HengyiWang / Co-SLAM

[CVPR'23] Co-SLAM: Joint Coordinate and Sparse Parametric Encodings for Neural Real-Time SLAM
https://hengyiwang.github.io/projects/CoSLAM.html
Apache License 2.0
402 stars 36 forks source link

[Question] How to add support for other stereo cameras #45

Closed sumitanilkshirsagar closed 5 months ago

sumitanilkshirsagar commented 6 months ago

Hi, First of all amazing work! I am trying to do underwater 3D reconstruction , and was wondering if I could use your codebase. Our setup is a ZED2i camera in an underwater housing. We do opencv checkerboard pattern calibration , but do not get proper tracking with zed sdk's spatial mapping. I think NERF like approach is essential since it can properly model water which traditional approaches might fail to do. Please share your thoughts if you find this interesting :)

PS. I think I need to create a new dataset class in https://github.com/HengyiWang/Co-SLAM/blob/main/datasets/dataset.py , can you give an explaination on that?

HengyiWang commented 6 months ago

Hi @sumitanilkshirsagar, thank you for your interest in our work. I am not very familiar with underwater 3D reconstruction, but Co-SLAM may not work in that case as we model TSDF instead of volume density. I would suggest maybe starting with some recent Gaussian-splatting SLAM methods (e.g. https://github.com/spla-tam/SplaTAM) if you want to use Neural FIeld SLAM for underwater tracking and reconstruction. But again, I think you may still need to do lots of modifications to make it work. And that would be a cool work!
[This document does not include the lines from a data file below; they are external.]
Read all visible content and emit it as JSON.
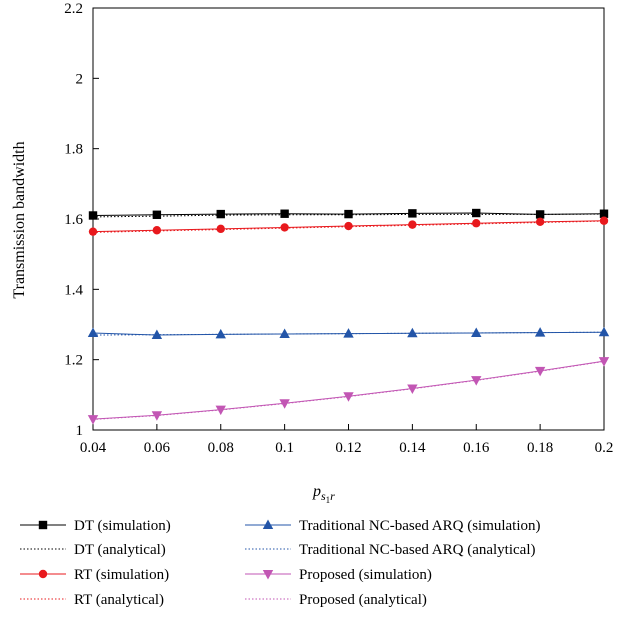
{
  "chart_data": {
    "type": "line",
    "ylabel": "Transmission bandwidth",
    "xlabel_main": "p",
    "xlabel_sub1": "s",
    "xlabel_sub2": "1",
    "xlabel_sub3": "r",
    "x": [
      0.04,
      0.06,
      0.08,
      0.1,
      0.12,
      0.14,
      0.16,
      0.18,
      0.2
    ],
    "xlim": [
      0.04,
      0.2
    ],
    "ylim": [
      1,
      2.2
    ],
    "x_ticks": [
      "0.04",
      "0.06",
      "0.08",
      "0.1",
      "0.12",
      "0.14",
      "0.16",
      "0.18",
      "0.2"
    ],
    "x_tick_values": [
      0.04,
      0.06,
      0.08,
      0.1,
      0.12,
      0.14,
      0.16,
      0.18,
      0.2
    ],
    "y_ticks": [
      "1",
      "1.2",
      "1.4",
      "1.6",
      "1.8",
      "2",
      "2.2"
    ],
    "y_tick_values": [
      1,
      1.2,
      1.4,
      1.6,
      1.8,
      2,
      2.2
    ],
    "grid": false,
    "legend_placement": "below",
    "series": [
      {
        "name": "DT (simulation)",
        "color": "#000000",
        "marker": "square",
        "style": "solid",
        "values": [
          1.61,
          1.612,
          1.614,
          1.615,
          1.614,
          1.616,
          1.617,
          1.613,
          1.615
        ]
      },
      {
        "name": "DT (analytical)",
        "color": "#000000",
        "marker": "none",
        "style": "dotted",
        "values": [
          1.606,
          1.608,
          1.611,
          1.612,
          1.612,
          1.613,
          1.613,
          1.613,
          1.614
        ]
      },
      {
        "name": "RT (simulation)",
        "color": "#e8191d",
        "marker": "circle",
        "style": "solid",
        "values": [
          1.564,
          1.568,
          1.572,
          1.576,
          1.58,
          1.584,
          1.588,
          1.592,
          1.595
        ]
      },
      {
        "name": "RT (analytical)",
        "color": "#e8191d",
        "marker": "none",
        "style": "dotted",
        "values": [
          1.562,
          1.566,
          1.57,
          1.574,
          1.578,
          1.582,
          1.586,
          1.59,
          1.594
        ]
      },
      {
        "name": "Traditional NC-based ARQ (simulation)",
        "color": "#2355a8",
        "marker": "triangle-up",
        "style": "solid",
        "values": [
          1.276,
          1.27,
          1.272,
          1.273,
          1.274,
          1.275,
          1.276,
          1.277,
          1.278
        ]
      },
      {
        "name": "Traditional NC-based ARQ (analytical)",
        "color": "#2355a8",
        "marker": "none",
        "style": "dotted",
        "values": [
          1.27,
          1.271,
          1.272,
          1.273,
          1.274,
          1.275,
          1.276,
          1.277,
          1.278
        ]
      },
      {
        "name": "Proposed (simulation)",
        "color": "#c256b4",
        "marker": "triangle-down",
        "style": "solid",
        "values": [
          1.031,
          1.042,
          1.058,
          1.076,
          1.096,
          1.118,
          1.142,
          1.168,
          1.196
        ]
      },
      {
        "name": "Proposed (analytical)",
        "color": "#c256b4",
        "marker": "none",
        "style": "dotted",
        "values": [
          1.03,
          1.041,
          1.057,
          1.075,
          1.095,
          1.117,
          1.141,
          1.167,
          1.195
        ]
      }
    ]
  }
}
Please feel free to ask me if you have any further questions. Good Luck!

sumitanilkshirsagar commented 6 months ago

Hi @HengyiWang , Thanks for your reply. I will try out Gaussian-splatting SLAM methods. I just needed (awesome and recent) a base code of 3D reconstruction to star with and then I wish to observe output of each stage, and hopefully figure out which steps of the pipeline need modifications for underwater data.

Also I need a small help , I am having trouble understanding what extra input I need to provide to get the code running. I was under the impression it is enough to give images and corresponding depth images. But it seems another file such as (odometry.csv in case of iphone capture in Co-Slam) are also needed. I am a bit confused as to their content. Does it contain the pose of camera? (I have zed camera which has build in imu, whose output I can extract.)

HengyiWang commented 6 months ago

Hi @sumitanilkshirsagar, I see your point. For the dataset, we load the gt poses for evaluation purposes. However, you do not need it to run Co-SLAM.

If you do not have gt poses, then you can simply set it to identity to make it run. For instance, check this part https://github.com/HengyiWang/Co-SLAM/blob/2329d09cc27133e710cf5e9ea1d9aaa4fa2b6662/datasets/dataset.py#L452

For the iPhone dataset, the app for capturing provides poses obtained by an off-the-shelf SLAM method, and we just use it as GT for evaluation.